The world is not doing enough. So what else is there; we can harness the power of the sun. Australia is blessed with its richness in solar penetration. Australia is a land of abundant sun and should be moving to exploit this on a huge scale, which is supported by the space to do so. Australia is in the prime position to e capitalise on its potential to innovate and create a true renewable nation. We could lead the charge. The exciting part to going ‘TRUE GREEN AND CLEAN ENERGY’, is the ability to create jobs and to lead the charge on innovation and more excitingly the ability to leverage this to create a true circular economy in a green clean way. Lets not hide behind the wonderful Harvard buzzwords that drive a flurry of activity that lasts for but a moment before we all loose interest. Lets stay focused. True success in any industry is driven by their social responsibility. Their need and desire to drive their value chain to deliver products and services in a clean way. From concept to commission to end and afterlife of all products produced. From sun to sea there are amazing Australian innovations such as the Camilleri Turbine which minimises environmental impacts whilst optimising clean and efficient power production. Our nation is abundant with innovations to eliminate the negative impacts of legacy fuel generating solutions.

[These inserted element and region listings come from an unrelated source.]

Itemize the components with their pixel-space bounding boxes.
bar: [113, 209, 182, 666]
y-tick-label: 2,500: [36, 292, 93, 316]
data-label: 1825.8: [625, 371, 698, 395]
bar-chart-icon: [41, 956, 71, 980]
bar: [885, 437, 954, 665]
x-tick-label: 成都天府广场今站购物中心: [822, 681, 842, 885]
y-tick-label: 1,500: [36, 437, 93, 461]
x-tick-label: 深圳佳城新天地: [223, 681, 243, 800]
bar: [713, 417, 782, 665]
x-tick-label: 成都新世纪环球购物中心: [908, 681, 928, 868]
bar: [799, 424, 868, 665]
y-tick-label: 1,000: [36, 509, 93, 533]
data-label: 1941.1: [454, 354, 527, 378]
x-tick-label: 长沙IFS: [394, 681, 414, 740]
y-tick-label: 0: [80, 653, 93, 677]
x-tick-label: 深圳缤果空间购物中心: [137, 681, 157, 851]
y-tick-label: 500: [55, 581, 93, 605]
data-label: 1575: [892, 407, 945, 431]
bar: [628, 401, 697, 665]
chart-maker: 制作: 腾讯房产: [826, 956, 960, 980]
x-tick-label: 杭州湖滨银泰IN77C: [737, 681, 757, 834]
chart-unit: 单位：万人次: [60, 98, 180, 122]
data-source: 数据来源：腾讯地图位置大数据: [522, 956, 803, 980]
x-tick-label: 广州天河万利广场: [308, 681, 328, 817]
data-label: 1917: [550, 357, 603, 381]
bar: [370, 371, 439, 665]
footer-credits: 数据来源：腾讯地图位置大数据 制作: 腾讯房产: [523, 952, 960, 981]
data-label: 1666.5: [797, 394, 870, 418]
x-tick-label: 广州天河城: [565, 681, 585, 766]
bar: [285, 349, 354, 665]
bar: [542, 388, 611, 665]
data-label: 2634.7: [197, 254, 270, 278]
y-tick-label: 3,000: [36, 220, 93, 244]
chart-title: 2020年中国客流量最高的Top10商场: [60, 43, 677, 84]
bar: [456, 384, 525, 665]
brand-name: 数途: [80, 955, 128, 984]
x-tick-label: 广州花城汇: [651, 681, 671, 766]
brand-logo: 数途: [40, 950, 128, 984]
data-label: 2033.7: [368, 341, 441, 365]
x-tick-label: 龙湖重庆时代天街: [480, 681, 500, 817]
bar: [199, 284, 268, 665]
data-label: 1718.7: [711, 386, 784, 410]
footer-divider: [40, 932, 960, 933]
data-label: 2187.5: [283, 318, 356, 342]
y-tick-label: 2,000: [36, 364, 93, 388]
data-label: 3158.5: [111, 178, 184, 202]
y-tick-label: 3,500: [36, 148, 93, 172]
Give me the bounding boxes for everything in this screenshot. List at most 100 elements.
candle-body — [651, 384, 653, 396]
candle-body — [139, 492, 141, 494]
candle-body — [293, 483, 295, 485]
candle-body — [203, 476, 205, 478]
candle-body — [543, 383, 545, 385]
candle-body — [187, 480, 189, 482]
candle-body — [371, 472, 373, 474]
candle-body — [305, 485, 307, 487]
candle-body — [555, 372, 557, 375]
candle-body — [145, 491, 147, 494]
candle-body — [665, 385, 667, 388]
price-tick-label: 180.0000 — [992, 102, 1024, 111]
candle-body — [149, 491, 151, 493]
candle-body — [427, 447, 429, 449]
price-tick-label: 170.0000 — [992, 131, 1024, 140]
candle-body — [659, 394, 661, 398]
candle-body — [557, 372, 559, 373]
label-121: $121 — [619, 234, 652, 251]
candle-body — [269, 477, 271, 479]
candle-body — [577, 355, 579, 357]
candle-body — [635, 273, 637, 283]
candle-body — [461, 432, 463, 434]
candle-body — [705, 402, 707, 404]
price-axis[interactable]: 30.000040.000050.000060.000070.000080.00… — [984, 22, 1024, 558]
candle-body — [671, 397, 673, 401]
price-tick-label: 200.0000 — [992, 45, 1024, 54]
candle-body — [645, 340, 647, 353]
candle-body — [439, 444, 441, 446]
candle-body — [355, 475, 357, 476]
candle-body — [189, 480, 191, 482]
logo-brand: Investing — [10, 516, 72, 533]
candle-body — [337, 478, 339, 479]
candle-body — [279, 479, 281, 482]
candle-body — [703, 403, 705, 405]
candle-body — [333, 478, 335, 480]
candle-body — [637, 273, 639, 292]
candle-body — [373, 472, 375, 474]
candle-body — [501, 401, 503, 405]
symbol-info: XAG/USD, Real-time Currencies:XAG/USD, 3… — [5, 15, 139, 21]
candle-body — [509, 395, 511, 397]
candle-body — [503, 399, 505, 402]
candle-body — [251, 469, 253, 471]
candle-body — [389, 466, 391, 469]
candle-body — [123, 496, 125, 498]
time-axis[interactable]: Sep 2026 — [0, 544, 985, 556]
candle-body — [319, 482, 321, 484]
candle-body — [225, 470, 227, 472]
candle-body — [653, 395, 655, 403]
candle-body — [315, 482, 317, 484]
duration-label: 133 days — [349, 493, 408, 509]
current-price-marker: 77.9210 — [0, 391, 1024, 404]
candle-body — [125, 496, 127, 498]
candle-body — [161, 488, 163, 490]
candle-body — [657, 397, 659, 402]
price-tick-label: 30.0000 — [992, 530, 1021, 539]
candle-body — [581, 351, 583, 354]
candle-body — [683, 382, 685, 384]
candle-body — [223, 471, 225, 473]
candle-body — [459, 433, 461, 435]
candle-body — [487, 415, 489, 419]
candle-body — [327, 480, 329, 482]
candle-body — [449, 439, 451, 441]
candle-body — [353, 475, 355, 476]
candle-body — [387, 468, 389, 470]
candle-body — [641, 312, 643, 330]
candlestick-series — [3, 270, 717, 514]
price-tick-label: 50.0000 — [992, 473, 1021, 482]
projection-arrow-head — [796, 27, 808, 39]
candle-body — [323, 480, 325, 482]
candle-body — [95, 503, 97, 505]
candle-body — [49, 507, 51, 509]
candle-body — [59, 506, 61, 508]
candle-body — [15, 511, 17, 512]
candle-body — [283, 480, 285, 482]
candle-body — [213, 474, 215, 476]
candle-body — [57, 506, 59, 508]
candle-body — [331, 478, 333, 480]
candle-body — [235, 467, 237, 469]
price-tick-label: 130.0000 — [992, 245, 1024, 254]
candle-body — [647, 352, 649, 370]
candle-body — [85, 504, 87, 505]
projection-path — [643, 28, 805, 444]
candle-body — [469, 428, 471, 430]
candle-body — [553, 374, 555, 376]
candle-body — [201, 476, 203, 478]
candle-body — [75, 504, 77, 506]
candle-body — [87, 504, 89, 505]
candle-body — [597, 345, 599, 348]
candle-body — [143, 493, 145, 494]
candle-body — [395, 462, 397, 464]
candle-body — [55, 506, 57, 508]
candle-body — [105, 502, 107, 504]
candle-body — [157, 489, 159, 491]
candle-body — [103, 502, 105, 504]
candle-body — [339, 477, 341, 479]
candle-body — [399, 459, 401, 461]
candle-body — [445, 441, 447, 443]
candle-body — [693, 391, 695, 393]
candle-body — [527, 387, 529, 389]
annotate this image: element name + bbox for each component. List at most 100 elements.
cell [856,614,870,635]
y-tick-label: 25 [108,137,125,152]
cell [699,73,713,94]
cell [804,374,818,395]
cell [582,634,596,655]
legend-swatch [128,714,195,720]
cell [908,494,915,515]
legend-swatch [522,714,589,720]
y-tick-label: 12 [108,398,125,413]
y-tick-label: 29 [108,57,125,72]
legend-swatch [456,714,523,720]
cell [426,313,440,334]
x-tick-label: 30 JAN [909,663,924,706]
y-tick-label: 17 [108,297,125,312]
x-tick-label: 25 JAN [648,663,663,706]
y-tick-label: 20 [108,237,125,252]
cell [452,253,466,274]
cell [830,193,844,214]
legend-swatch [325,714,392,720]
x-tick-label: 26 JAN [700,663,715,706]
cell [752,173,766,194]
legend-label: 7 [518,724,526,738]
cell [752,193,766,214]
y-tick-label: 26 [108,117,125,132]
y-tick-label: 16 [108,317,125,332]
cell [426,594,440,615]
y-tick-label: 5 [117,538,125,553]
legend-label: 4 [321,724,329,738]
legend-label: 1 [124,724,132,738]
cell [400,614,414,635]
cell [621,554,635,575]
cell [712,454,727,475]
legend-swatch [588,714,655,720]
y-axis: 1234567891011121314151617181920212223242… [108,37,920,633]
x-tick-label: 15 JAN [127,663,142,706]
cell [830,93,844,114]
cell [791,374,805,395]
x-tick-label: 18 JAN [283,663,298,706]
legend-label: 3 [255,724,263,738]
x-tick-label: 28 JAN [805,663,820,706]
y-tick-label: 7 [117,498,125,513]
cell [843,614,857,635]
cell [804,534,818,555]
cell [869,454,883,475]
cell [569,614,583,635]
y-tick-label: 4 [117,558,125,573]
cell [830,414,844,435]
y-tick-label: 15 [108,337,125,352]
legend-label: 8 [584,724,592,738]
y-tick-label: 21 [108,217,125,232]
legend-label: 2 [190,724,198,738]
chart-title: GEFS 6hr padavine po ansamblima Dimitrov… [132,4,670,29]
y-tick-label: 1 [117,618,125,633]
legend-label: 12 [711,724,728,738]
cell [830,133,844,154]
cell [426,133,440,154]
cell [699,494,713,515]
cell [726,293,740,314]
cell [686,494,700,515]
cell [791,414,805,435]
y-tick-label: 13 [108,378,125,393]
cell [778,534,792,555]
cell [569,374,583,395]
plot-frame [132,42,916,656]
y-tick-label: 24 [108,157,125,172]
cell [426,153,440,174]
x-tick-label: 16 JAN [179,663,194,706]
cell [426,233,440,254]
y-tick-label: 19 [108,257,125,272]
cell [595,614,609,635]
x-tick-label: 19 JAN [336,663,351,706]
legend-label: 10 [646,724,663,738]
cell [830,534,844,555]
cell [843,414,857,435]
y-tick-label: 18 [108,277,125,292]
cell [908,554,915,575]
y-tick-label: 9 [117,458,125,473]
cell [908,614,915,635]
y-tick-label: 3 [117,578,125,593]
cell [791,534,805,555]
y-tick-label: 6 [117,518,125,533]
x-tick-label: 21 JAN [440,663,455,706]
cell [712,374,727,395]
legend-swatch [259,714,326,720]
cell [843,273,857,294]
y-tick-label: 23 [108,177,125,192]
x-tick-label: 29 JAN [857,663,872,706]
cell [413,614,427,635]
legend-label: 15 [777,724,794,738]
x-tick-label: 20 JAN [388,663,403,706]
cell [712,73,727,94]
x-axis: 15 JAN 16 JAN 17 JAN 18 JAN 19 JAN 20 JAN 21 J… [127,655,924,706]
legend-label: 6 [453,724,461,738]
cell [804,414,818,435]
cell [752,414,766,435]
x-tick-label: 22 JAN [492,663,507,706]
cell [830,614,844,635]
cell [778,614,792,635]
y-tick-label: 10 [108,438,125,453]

Cities and regions such as Logan City in Queensland Australia is exciting as they have a focus on recycling, renewable and the circular economy. A region in which they stand behind their very values and actively work together with business, industry and the community to achieve a true socially responsible city. I know many people look to see if they are living in a city that is ‘smart’, but what is a smart city? Is it just based on the technology and the ease of living? In the true sense of a smart city the answer is NO! A smart city looks to protect its environment (financial, social and environmental) long into the future and future proofs in all elements.